De Bechamoun à Montréal
Muhammad Saïd Massoud est né le 15 octobre 1893 dans une famille druze (branche de l’ismaélisme chez les musulmans chiites) dans le village de Bechamoun de la province ottomane du Bilad al-Sham (aujourd’hui au Liban). En 1909, à l’âge de 16 ans, il quitte son village natal pour rejoindre son père qui est déjà au Canada depuis 10 ans. Ce dernier vient juste d’ouvrir un commerce à Kingston en Ontario après avoir été kashshashin, c’est-à-dire colporteur. Il s’agit d’un parcours tout à fait typique de cette première génération d’immigrants syriens. Dès 1914, Muhammad se lance en affaires dans la province ontarienne, d’abord comme restaurateur, ayant une petite crèmerie, puis dans l’industrie du cinéma (ce qui rappelle les activités des frères Lawand à Montréal).
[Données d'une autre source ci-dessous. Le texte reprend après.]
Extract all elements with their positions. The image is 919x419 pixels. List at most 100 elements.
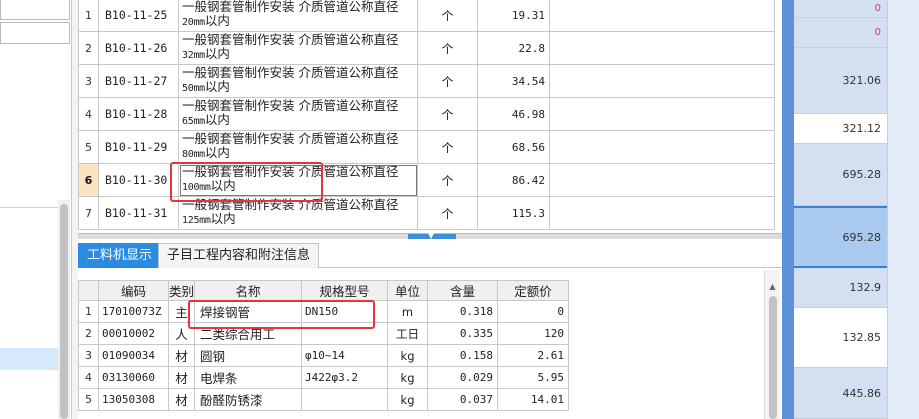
scroll-up-arrow-icon[interactable]: ▲ — [765, 282, 780, 291]
row-number[interactable]: 7 — [78, 196, 99, 230]
row-number[interactable]: 6 — [78, 163, 99, 197]
resource-name[interactable]: 电焊条 — [194, 366, 303, 389]
header-name[interactable]: 名称 — [194, 280, 303, 301]
quota-quantity[interactable]: 46.98 — [477, 97, 550, 131]
resource-price[interactable]: 14.01 — [497, 388, 570, 411]
row-number[interactable]: 3 — [78, 64, 99, 98]
row-number[interactable]: 5 — [78, 130, 99, 164]
quota-unit[interactable]: 个 — [417, 97, 478, 131]
left-filter-field[interactable] — [0, 0, 70, 20]
row-number[interactable]: 2 — [78, 31, 99, 65]
header-spec[interactable]: 规格型号 — [301, 280, 389, 301]
right-value-cell-selected[interactable]: 695.28 — [794, 206, 887, 268]
tab-work-content[interactable]: 子目工程内容和附注信息 — [158, 243, 320, 268]
right-value-cell[interactable]: 132.85 — [794, 308, 887, 368]
row-number[interactable]: 2 — [78, 322, 99, 345]
left-search-field[interactable] — [0, 22, 70, 44]
resource-name[interactable]: 圆钢 — [194, 344, 303, 367]
resource-code[interactable]: 17010073Z — [98, 300, 169, 323]
pane-splitter[interactable]: ▼ — [78, 231, 782, 240]
quota-name-cell[interactable]: 一般钢套管制作安装 介质管道公称直径 50mm以内 — [178, 64, 418, 98]
quota-quantity[interactable]: 22.8 — [477, 31, 550, 65]
quota-empty-cell[interactable] — [549, 31, 775, 65]
header-code[interactable]: 编码 — [98, 280, 169, 301]
left-scrollbar[interactable] — [58, 200, 70, 419]
resource-unit[interactable]: 工日 — [387, 322, 429, 345]
resource-row[interactable]: 4 03130060 材电焊条 J422φ3.2 kg 0.029 5.95 — [78, 366, 570, 389]
quota-unit[interactable]: 个 — [417, 130, 478, 164]
right-value-cell[interactable]: 445.86 — [794, 368, 887, 419]
resource-unit[interactable]: kg — [387, 344, 429, 367]
quota-quantity[interactable]: 19.31 — [477, 0, 550, 32]
quota-name-cell[interactable]: 一般钢套管制作安装 介质管道公称直径 20mm以内 — [178, 0, 418, 32]
row-number[interactable]: 1 — [78, 300, 99, 323]
resource-unit[interactable]: kg — [387, 388, 429, 411]
quota-unit[interactable]: 个 — [417, 196, 478, 230]
resource-price[interactable]: 120 — [497, 322, 570, 345]
quota-name-cell[interactable]: 一般钢套管制作安装 介质管道公称直径 80mm以内 — [178, 130, 418, 164]
resource-content[interactable]: 0.158 — [427, 344, 499, 367]
resource-unit[interactable]: m — [387, 300, 429, 323]
resource-vertical-scrollbar[interactable]: ▲ — [764, 270, 780, 419]
resource-price[interactable]: 5.95 — [497, 366, 570, 389]
quota-quantity[interactable]: 86.42 — [477, 163, 550, 197]
resource-row[interactable]: 3 01090034 材圆钢 φ10~14 kg 0.158 2.61 — [78, 344, 570, 367]
quota-row[interactable]: 3 B10-11-27 一般钢套管制作安装 介质管道公称直径 50mm以内 个 34.54 — [78, 64, 775, 98]
quota-row[interactable]: 2 B10-11-26 一般钢套管制作安装 介质管道公称直径 32mm以内 个 22.8 — [78, 31, 775, 65]
resource-content[interactable]: 0.029 — [427, 366, 499, 389]
quota-empty-cell[interactable] — [549, 64, 775, 98]
quota-empty-cell[interactable] — [549, 130, 775, 164]
resource-spec[interactable]: φ10~14 — [301, 344, 389, 367]
quota-name-cell[interactable]: 一般钢套管制作安装 介质管道公称直径 65mm以内 — [178, 97, 418, 131]
row-number[interactable]: 3 — [78, 344, 99, 367]
resource-category[interactable]: 材 — [167, 344, 196, 367]
left-scroll-thumb[interactable] — [60, 204, 68, 419]
resource-code[interactable]: 00010002 — [98, 322, 169, 345]
right-value-cell[interactable]: 321.06 — [794, 48, 887, 114]
header-unit[interactable]: 单位 — [387, 280, 429, 301]
resource-content[interactable]: 0.335 — [427, 322, 499, 345]
quota-code[interactable]: B10-11-26 — [98, 31, 179, 65]
header-content[interactable]: 含量 — [427, 280, 499, 301]
quota-code[interactable]: B10-11-29 — [98, 130, 179, 164]
right-value-cell[interactable]: 321.12 — [794, 114, 887, 144]
row-number[interactable]: 4 — [78, 97, 99, 131]
row-number[interactable]: 5 — [78, 388, 99, 411]
quota-code[interactable]: B10-11-31 — [98, 196, 179, 230]
resource-content[interactable]: 0.318 — [427, 300, 499, 323]
quota-unit[interactable]: 个 — [417, 163, 478, 197]
quota-empty-cell[interactable] — [549, 163, 775, 197]
resource-code[interactable]: 01090034 — [98, 344, 169, 367]
resource-code[interactable]: 13050308 — [98, 388, 169, 411]
right-value-cell[interactable]: 0 — [794, 0, 887, 18]
quota-empty-cell[interactable] — [549, 97, 775, 131]
right-value-cell[interactable]: 0 — [794, 18, 887, 48]
resource-unit[interactable]: kg — [387, 366, 429, 389]
resource-category[interactable]: 材 — [167, 388, 196, 411]
right-value-cell[interactable]: 695.28 — [794, 144, 887, 206]
resource-content[interactable]: 0.037 — [427, 388, 499, 411]
tab-resources[interactable]: 工料机显示 — [78, 243, 162, 268]
right-value-cell[interactable]: 132.9 — [794, 268, 887, 308]
resource-price[interactable]: 2.61 — [497, 344, 570, 367]
quota-quantity[interactable]: 34.54 — [477, 64, 550, 98]
quota-code[interactable]: B10-11-25 — [98, 0, 179, 32]
quota-name-cell[interactable]: 一般钢套管制作安装 介质管道公称直径 32mm以内 — [178, 31, 418, 65]
quota-unit[interactable]: 个 — [417, 64, 478, 98]
quota-unit[interactable]: 个 — [417, 31, 478, 65]
resource-row[interactable]: 5 13050308 材酚醛防锈漆 kg 0.037 14.01 — [78, 388, 570, 411]
resource-code[interactable]: 03130060 — [98, 366, 169, 389]
row-number[interactable]: 1 — [78, 0, 99, 32]
resource-price[interactable]: 0 — [497, 300, 570, 323]
quota-row[interactable]: 4 B10-11-28 一般钢套管制作安装 介质管道公称直径 65mm以内 个 46.98 — [78, 97, 775, 131]
header-price[interactable]: 定额价 — [497, 280, 570, 301]
header-category[interactable]: 类别 — [167, 280, 196, 301]
quota-quantity[interactable]: 115.3 — [477, 196, 550, 230]
quota-code[interactable]: B10-11-28 — [98, 97, 179, 131]
quota-code[interactable]: B10-11-27 — [98, 64, 179, 98]
resource-category[interactable]: 材 — [167, 366, 196, 389]
quota-unit[interactable]: 个 — [417, 0, 478, 32]
quota-empty-cell[interactable] — [549, 196, 775, 230]
resource-scroll-thumb[interactable] — [769, 296, 777, 419]
quota-code[interactable]: B10-11-30 — [98, 163, 179, 197]
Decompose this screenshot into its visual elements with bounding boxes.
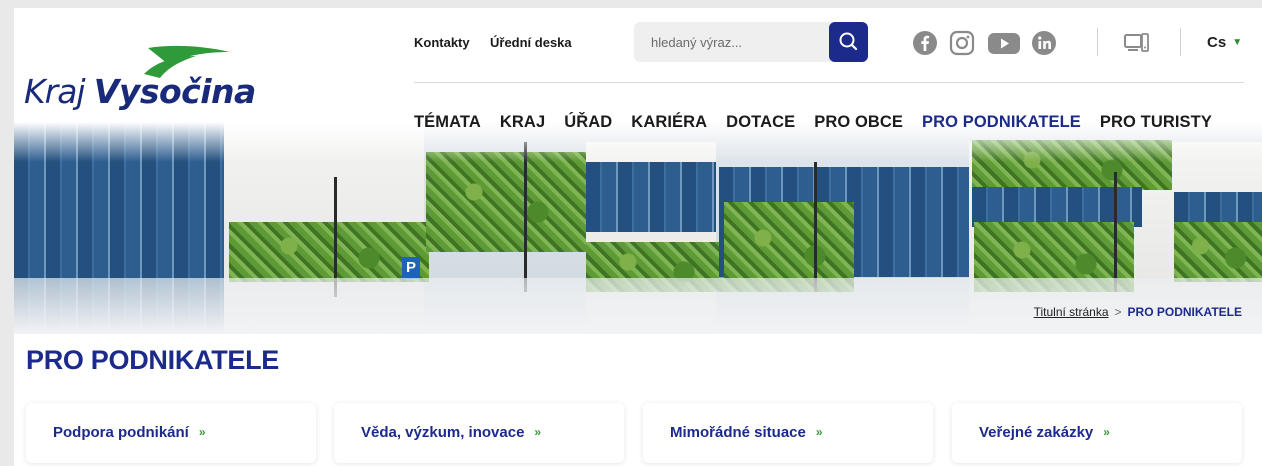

Son parcours migratoire est alors ponctué de plusieurs retours dans son pays natal.Après la crise économique de 1929, il s’établit à Montréal et ouvre une confiserie qui devient prospère. La Montreal Candy Manufactured Goods Limited Company se trouvait au 1108 rue Clark, dans un bâtiment qui est en 2020 en plein cœur du Quartier chinois. La prospérité de son commerce lui permettra de financer son association et notamment sa revue.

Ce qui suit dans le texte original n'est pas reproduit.